E. Ilmu Bahasa dan sastra
Pada masa pemerintahan Abdul Malik bin Marwan, Bahasa Arab digunakan sebagai bahasa administrasi negara. Penggunaan bahasa arab yang makin luas membutuhkan suatu panduan kebahasaan yang dapat dipergunakan oleh semua golongan. Hal itu mendorong lahirnya seorang ahli bahasa yang bernama Sibawaihi. Ia mengarang sebuah buku yang berisi pokok-pokok kaidah bahasa Arab yang berjudul al-kitab. Buku tersebut bahkan termashur hingga saat ini.
Bidang kesusastraan juga mengalami kemajuan.Hal itu ditandai dengan munculnya sastrawan-sastrawan berikut ini :
1. Nu’man binBasyir al Anshari ( wafat 65 H/680 M)
2. Qays bin Mulawwah , termasyhur dengan sebutan Laila Majnun (wafat 84 H/ 699 M)

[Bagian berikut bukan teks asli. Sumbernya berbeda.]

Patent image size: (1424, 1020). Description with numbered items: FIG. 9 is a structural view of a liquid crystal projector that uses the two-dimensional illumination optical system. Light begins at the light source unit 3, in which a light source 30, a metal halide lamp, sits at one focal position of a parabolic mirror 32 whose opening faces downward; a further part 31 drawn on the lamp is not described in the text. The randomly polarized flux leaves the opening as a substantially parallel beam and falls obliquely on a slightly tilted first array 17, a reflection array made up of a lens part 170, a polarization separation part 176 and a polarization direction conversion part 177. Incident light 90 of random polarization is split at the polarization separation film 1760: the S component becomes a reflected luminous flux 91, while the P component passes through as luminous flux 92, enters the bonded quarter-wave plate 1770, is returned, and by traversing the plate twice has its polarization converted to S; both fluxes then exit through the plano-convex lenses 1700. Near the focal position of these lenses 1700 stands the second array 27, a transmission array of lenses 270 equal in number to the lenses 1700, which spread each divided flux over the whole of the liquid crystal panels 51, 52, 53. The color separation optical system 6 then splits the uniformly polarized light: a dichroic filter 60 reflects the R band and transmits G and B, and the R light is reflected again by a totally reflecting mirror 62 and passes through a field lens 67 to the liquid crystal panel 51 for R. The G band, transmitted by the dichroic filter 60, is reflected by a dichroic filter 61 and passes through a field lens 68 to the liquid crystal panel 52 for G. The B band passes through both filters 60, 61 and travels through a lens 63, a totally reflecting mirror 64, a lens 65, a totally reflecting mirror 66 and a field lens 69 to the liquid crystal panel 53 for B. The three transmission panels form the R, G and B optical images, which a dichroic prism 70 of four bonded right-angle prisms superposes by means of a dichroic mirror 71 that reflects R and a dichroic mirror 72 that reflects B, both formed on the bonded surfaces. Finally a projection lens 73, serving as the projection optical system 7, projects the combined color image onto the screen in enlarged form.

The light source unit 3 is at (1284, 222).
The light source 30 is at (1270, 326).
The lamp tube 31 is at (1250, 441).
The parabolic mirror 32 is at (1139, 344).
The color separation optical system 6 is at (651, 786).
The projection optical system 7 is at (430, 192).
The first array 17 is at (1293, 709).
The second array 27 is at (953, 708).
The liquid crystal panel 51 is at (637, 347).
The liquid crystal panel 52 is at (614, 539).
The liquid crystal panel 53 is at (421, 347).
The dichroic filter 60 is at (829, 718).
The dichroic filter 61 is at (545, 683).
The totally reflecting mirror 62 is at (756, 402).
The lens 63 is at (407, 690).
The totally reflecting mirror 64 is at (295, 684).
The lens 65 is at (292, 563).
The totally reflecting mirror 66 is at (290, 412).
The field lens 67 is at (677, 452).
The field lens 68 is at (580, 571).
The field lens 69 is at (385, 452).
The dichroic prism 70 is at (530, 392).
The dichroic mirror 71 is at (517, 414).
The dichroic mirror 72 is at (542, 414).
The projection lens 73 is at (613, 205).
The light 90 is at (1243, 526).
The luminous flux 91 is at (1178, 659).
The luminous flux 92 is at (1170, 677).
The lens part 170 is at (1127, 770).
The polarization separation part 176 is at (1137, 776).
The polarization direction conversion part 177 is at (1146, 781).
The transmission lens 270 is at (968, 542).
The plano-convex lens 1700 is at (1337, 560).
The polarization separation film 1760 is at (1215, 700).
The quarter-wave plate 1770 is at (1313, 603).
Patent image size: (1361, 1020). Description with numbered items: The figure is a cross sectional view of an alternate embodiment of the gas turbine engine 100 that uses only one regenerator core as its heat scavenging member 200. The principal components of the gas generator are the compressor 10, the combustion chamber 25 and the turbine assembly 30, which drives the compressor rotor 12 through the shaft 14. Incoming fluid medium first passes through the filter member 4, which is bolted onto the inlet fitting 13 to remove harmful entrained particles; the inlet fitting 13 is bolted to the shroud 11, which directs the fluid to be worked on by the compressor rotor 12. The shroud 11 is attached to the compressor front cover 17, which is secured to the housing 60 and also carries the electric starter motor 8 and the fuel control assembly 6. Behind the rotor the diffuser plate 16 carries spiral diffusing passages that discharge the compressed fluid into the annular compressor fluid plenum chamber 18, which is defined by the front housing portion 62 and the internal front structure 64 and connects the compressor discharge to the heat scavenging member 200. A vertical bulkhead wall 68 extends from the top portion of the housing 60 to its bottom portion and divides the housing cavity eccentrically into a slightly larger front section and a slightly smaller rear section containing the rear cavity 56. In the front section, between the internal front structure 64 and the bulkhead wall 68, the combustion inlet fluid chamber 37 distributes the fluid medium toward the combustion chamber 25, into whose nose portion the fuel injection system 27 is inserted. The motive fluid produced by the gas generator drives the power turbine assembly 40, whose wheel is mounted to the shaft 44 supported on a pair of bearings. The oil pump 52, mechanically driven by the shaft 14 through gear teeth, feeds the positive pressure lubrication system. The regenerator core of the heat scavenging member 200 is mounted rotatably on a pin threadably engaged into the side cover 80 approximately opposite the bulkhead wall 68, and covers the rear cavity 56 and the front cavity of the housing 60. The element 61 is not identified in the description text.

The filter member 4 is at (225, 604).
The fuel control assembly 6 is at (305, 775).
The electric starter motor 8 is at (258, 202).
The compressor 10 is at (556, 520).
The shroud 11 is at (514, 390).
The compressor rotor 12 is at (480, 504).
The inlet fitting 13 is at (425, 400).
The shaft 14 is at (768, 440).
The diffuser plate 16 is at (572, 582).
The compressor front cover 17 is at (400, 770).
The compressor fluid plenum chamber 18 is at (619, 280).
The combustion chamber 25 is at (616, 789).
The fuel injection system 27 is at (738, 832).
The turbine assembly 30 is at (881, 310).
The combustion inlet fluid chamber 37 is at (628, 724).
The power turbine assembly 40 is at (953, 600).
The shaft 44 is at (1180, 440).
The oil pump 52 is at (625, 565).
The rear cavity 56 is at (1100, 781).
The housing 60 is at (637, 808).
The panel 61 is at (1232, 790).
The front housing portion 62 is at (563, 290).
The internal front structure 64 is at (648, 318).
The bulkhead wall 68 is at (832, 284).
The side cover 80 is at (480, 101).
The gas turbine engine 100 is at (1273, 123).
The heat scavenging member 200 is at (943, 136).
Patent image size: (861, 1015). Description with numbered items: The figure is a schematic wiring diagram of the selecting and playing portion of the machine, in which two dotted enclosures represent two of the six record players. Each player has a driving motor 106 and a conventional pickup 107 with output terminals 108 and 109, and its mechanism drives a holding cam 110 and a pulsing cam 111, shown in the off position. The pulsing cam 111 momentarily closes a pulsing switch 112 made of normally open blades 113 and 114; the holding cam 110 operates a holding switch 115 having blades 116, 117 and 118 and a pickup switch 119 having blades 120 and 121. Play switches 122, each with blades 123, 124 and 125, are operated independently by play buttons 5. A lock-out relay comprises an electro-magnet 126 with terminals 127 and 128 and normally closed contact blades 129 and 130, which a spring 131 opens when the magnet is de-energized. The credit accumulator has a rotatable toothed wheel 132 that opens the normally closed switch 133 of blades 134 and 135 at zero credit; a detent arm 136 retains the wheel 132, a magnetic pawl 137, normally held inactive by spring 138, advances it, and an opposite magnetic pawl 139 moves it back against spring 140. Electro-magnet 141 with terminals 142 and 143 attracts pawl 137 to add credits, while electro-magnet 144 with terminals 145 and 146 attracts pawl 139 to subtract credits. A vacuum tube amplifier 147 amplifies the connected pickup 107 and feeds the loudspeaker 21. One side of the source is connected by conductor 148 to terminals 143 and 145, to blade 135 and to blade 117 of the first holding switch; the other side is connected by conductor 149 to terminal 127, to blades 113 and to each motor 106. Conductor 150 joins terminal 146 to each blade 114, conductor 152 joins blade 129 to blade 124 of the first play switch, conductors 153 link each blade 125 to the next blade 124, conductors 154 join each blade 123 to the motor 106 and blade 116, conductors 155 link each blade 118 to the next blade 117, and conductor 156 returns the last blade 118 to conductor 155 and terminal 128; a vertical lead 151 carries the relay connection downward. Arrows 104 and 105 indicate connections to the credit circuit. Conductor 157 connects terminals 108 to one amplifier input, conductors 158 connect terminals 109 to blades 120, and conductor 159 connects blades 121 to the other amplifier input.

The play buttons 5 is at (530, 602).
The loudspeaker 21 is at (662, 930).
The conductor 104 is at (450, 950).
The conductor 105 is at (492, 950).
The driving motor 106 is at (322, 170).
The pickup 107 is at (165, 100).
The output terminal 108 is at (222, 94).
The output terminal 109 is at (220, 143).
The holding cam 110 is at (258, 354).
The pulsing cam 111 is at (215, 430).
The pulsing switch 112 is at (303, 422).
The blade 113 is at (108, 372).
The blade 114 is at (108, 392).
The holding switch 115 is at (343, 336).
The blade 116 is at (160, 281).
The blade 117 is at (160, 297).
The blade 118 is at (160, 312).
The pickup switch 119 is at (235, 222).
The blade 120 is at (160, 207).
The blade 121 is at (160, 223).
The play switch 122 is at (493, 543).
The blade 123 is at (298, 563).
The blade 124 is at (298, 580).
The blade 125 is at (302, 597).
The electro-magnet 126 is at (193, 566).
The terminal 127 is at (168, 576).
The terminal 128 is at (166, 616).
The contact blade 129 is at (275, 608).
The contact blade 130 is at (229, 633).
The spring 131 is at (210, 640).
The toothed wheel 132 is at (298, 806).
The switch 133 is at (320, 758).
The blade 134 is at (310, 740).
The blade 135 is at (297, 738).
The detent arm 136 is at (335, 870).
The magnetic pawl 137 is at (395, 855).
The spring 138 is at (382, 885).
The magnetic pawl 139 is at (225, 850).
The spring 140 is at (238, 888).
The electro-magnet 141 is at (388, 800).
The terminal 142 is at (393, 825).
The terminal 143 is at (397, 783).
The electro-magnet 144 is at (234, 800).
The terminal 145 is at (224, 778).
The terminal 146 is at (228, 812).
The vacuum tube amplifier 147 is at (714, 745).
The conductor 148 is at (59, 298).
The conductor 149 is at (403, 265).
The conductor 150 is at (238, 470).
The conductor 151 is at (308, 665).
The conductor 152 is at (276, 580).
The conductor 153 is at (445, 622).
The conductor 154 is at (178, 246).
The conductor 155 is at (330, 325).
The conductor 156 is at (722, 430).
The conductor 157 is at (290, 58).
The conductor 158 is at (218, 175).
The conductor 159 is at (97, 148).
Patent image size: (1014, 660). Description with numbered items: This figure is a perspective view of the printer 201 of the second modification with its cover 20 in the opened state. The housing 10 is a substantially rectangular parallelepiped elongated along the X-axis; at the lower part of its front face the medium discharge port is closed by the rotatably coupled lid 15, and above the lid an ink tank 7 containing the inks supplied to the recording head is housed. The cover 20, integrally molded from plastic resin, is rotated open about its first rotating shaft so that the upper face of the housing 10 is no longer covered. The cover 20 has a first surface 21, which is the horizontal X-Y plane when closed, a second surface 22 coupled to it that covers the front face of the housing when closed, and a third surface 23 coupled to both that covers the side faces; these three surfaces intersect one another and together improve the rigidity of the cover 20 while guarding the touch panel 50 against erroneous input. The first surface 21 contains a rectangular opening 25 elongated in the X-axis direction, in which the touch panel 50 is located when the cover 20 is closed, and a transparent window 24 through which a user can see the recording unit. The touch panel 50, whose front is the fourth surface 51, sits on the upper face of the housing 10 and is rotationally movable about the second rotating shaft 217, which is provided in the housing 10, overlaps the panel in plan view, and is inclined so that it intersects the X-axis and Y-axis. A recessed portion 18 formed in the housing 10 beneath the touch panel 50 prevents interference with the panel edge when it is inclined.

3. al Akhthal ( wafat 95/710 M )
4. Abul Aswad al Duwali ( 69 H )
5. al Farazdaq ( wafat 114 H / 732 M )
6. Jarir ( wafat 111 H / 792 M ).
F. Ilmu Sejarah dan Geografi
Ilmu sejarah dan geografi, yaitu segala ilmu yang membahas tentang perjalanan hidup, kisah, dan riwayat. Pada Masa Dinasti Bani Umayah, Khalifah Muawiyah bin Abu Sufyan memerintah Ubaid bin Syariyah Al Jurhumi untuk menulis buku sejarah masa lalu dan masa bani Umayah. Di antara karyanya adalah kitab al Muluk wal Akhbar al Madhi ( buku catatan sejarah Raja-raja masa lalu). Sejarawan lainnya adalah Shuhara Abdi yang menulis buku Kitabul Amsal.
G. Ilmu Kedokteran
Ilmu kedokteran belum berkembang dengan baik pada masa Dinasti Bani Umayah. Tetapi pada masa Khalifah Walid bin Abdul Malik telah terjadi perkembangan cukup baik di bidang kedokteran. Ia mendirikan sekolah tinggi kedokteran pada tahun 88 H/706 M. Khalifah Walid memerintahkan para dokter untuk melakukan riset dengan anggaran yang cukup. Para dokter bertugas di lembaga tersebut dengan gaji negara
Dalam rangka mengembangkan ilmu kedokteran, Khalifah meminta bantuan para dokter dari Persia. Di lembaga inilah, Harist bin Kildah dan Nazhar meraih ilmu kedokteran. Selain itu, gerakan terjemah buku-buku kedokteran mendukung perkembangan ilmu kedokteran di masa Bani Umayah. Khalid bin Zayid bin Mu'awiyah adalah orang pertama yang menerjemahkan buku tentang astronomi, kedokteran dan kimia. Disamping itu, Khalid bin Yazid merupakan seorang penyair dan orator yang terkenal.